A growing line of caviar-derived consumer products — ice cream, chocolate, mooncakes, and cakes — extends the brand beyond traditional fine-dining contexts and is helping introduce caviar culture to younger Chinese consumers. With domestic revenue still representing roughly 20% of the total, management sees meaningful runway for further growth.
What BlackRock and Barings’ Cornerstone Participation Signals: The participation of BlackRock, the world’s largest asset manager, with a $30 million commitment — alongside long-only investor Barings — in an IPO of this relatively modest market capitalization is notable, given that offerings of this size typically fall below the minimum deployment threshold for many foreign long-only funds. This is broadly interpreted as a vote of confidence from international capital markets in the Company’s scarce sector positioning and long track record of profitability.
Xunlong is already a profitable, cash-generative business with a net margin of 58.3% in the first half of 2025 — a level that exceeded the comparable net margin of roughly 52.6% reported by Kweichow Moutai over the same period.

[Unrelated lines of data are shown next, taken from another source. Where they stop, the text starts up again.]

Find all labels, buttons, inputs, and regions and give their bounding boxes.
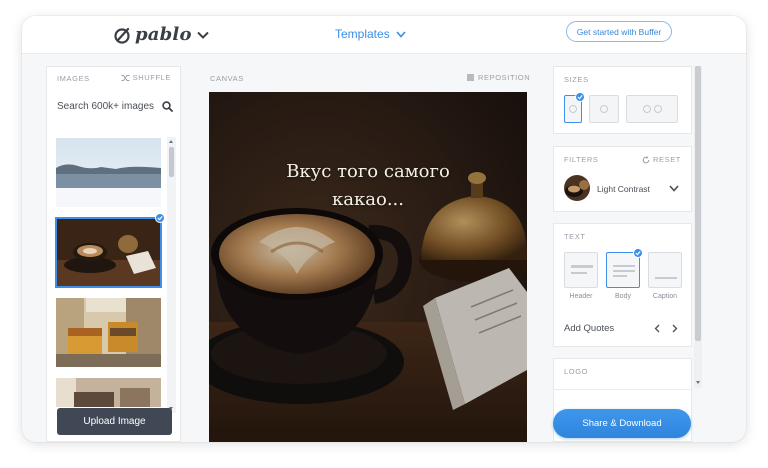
search-placeholder: Search 600k+ images xyxy=(57,100,155,112)
chevron-down-icon xyxy=(396,30,406,38)
sizes-section: SIZES xyxy=(553,66,692,134)
sizes-title: SIZES xyxy=(564,75,589,84)
shuffle-button[interactable]: SHUFFLE xyxy=(121,73,171,82)
shuffle-icon xyxy=(121,74,130,81)
text-style-header-label: Header xyxy=(569,293,593,300)
size-option-facebook-twitter[interactable] xyxy=(626,95,678,123)
settings-scrollbar[interactable] xyxy=(694,66,702,388)
search-icon xyxy=(162,100,173,112)
canvas-quote-text[interactable]: Вкус того самого какао... xyxy=(209,158,527,214)
images-scrollbar[interactable] xyxy=(167,137,176,413)
size-option-instagram[interactable] xyxy=(589,95,619,123)
chevron-down-icon xyxy=(196,31,209,39)
selected-check-icon xyxy=(155,213,165,223)
text-style-header[interactable] xyxy=(564,252,598,288)
reposition-button[interactable]: REPOSITION xyxy=(467,73,530,82)
reset-icon xyxy=(642,155,650,163)
reset-label: RESET xyxy=(652,155,681,164)
image-thumbnail-tram[interactable] xyxy=(56,298,161,367)
reposition-label: REPOSITION xyxy=(478,73,531,82)
upload-image-button[interactable]: Upload Image xyxy=(57,408,172,435)
images-panel: IMAGES SHUFFLE Search 600k+ images Uploa… xyxy=(46,66,181,442)
text-section: TEXT Header Body Caption Add Quotes xyxy=(553,223,692,347)
chevron-right-icon[interactable] xyxy=(672,324,678,333)
filter-preview-thumbnail[interactable] xyxy=(564,175,590,201)
chevron-left-icon[interactable] xyxy=(654,324,660,333)
image-search-input[interactable]: Search 600k+ images xyxy=(57,98,173,114)
canvas-text-line-1: Вкус того самого xyxy=(286,161,450,182)
canvas-title: CANVAS xyxy=(210,74,244,83)
facebook-icon xyxy=(642,105,651,113)
logo-title: LOGO xyxy=(564,367,589,376)
instagram-icon xyxy=(600,105,608,113)
chevron-down-icon[interactable] xyxy=(669,185,679,192)
text-style-caption-label: Caption xyxy=(652,293,678,300)
design-canvas[interactable]: Вкус того самого какао... xyxy=(209,92,527,442)
filter-selected-name[interactable]: Light Contrast xyxy=(597,184,650,194)
add-quotes-label[interactable]: Add Quotes xyxy=(564,323,614,334)
shuffle-label: SHUFFLE xyxy=(132,73,171,82)
text-title: TEXT xyxy=(564,232,586,241)
images-title: IMAGES xyxy=(57,74,90,83)
image-thumbnail-room[interactable] xyxy=(56,378,161,407)
share-download-button[interactable]: Share & Download xyxy=(553,409,691,438)
pablo-logo[interactable]: pablo xyxy=(112,24,209,45)
canvas-background-image xyxy=(209,92,527,442)
filters-section: FILTERS RESET Light Contrast xyxy=(553,146,692,212)
pablo-logo-icon xyxy=(114,27,130,44)
top-bar: pablo Templates Get started with Buffer xyxy=(22,16,746,54)
canvas-text-line-2: какао... xyxy=(332,189,404,210)
get-started-button[interactable]: Get started with Buffer xyxy=(566,21,672,42)
reset-filters-button[interactable]: RESET xyxy=(642,155,681,164)
filters-title: FILTERS xyxy=(564,155,599,164)
selected-check-icon xyxy=(575,92,585,102)
templates-label: Templates xyxy=(335,27,390,41)
text-style-caption[interactable] xyxy=(648,252,682,288)
logo-text: pablo xyxy=(135,24,192,45)
twitter-icon xyxy=(653,105,662,113)
pinterest-icon xyxy=(569,105,577,113)
app-window: pablo Templates Get started with Buffer … xyxy=(22,16,746,442)
image-thumbnail-lake[interactable] xyxy=(56,138,161,207)
selected-check-icon xyxy=(633,248,643,258)
reposition-icon xyxy=(467,74,474,81)
templates-menu[interactable]: Templates xyxy=(335,27,406,41)
text-style-body-label: Body xyxy=(615,293,631,300)
image-thumbnail-coffee[interactable] xyxy=(55,217,162,288)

Beneath this headline profitability, however, lies a set of accounting volatility and structural dependency risks characteristic of the agriculture and aquaculture sector.
As of year-end 2025, biological assets — sturgeon fry, immature and mature female sturgeon, and male sturgeon — carried a book value of approximately RMB 1.75 billion, representing 83.1% of total net assets. These assets are measured using Level 3 fair-value inputs based on unobservable assumptions, including estimated market prices and discount rates, which cannot be independently verified by outside investors through simple physical inspection. In 2024, a subsidiary in Liaoning suffered summer flood damage that reduced biological-asset fair value by approximately RMB 24.9 million, contributing to a gross margin of -2.9% (a gross loss) once fair-value changes were included — compared with a gross margin of 65% to 71% when fair-value changes are excluded. Investors should note the substantial divergence between these two measures.
Opportunities include: ▲ structural supply constraints stemming from the depletion of wild sturgeon stocks globally and the seven-to-twenty-year aquaculture cycle, which together create a high barrier to new entry; ▲ meaningful growth runway in the domestic Chinese market, which still represents only around 20% of total revenue, supported by mass-market crossover trends such as hot-pot and dessert collaborations; ▲ validation from international capital markets, evidenced by cornerstone participation from long-term investors such as BlackRock and Barings; and ▲ enhanced brand credibility from the Hong Kong listing, along with potential access to capital for future overseas M&A or strategic investment.
Risks include: ▲ the inherent subjectivity of biological-asset fair-value accounting and its exposure to natural disasters such as floods and heat waves; ▲ heavy reliance on overseas markets, which accounted for 80.9% of revenue in the first half of 2025, exposing the Company to geopolitical and trade-policy risk concentrated in the U.S. and Europe; ▲ the fact that more than 60% of overseas revenue is generated through third-party brand arrangements, limiting the Company’s direct control over end-consumer relationships and brand equity; ▲ supplier concentration, with the top five suppliers — primarily feed and sturgeon-stock providers — accounting for 60% to 69% of purchases; ▲ a governance reputation overhang stemming from three failed A-share listing attempts in 2011, 2014, and 2022, along with unresolved allegations raised in past related-party litigation; ▲ a dispersed shareholding structure with no single controlling shareholder; and ▲ approximately RMB 359 million in cumulative cash dividends paid to controlling shareholders between 2022 and the first half of 2025, concentrated in the period immediately preceding the IPO, which has drawn some market scrutiny.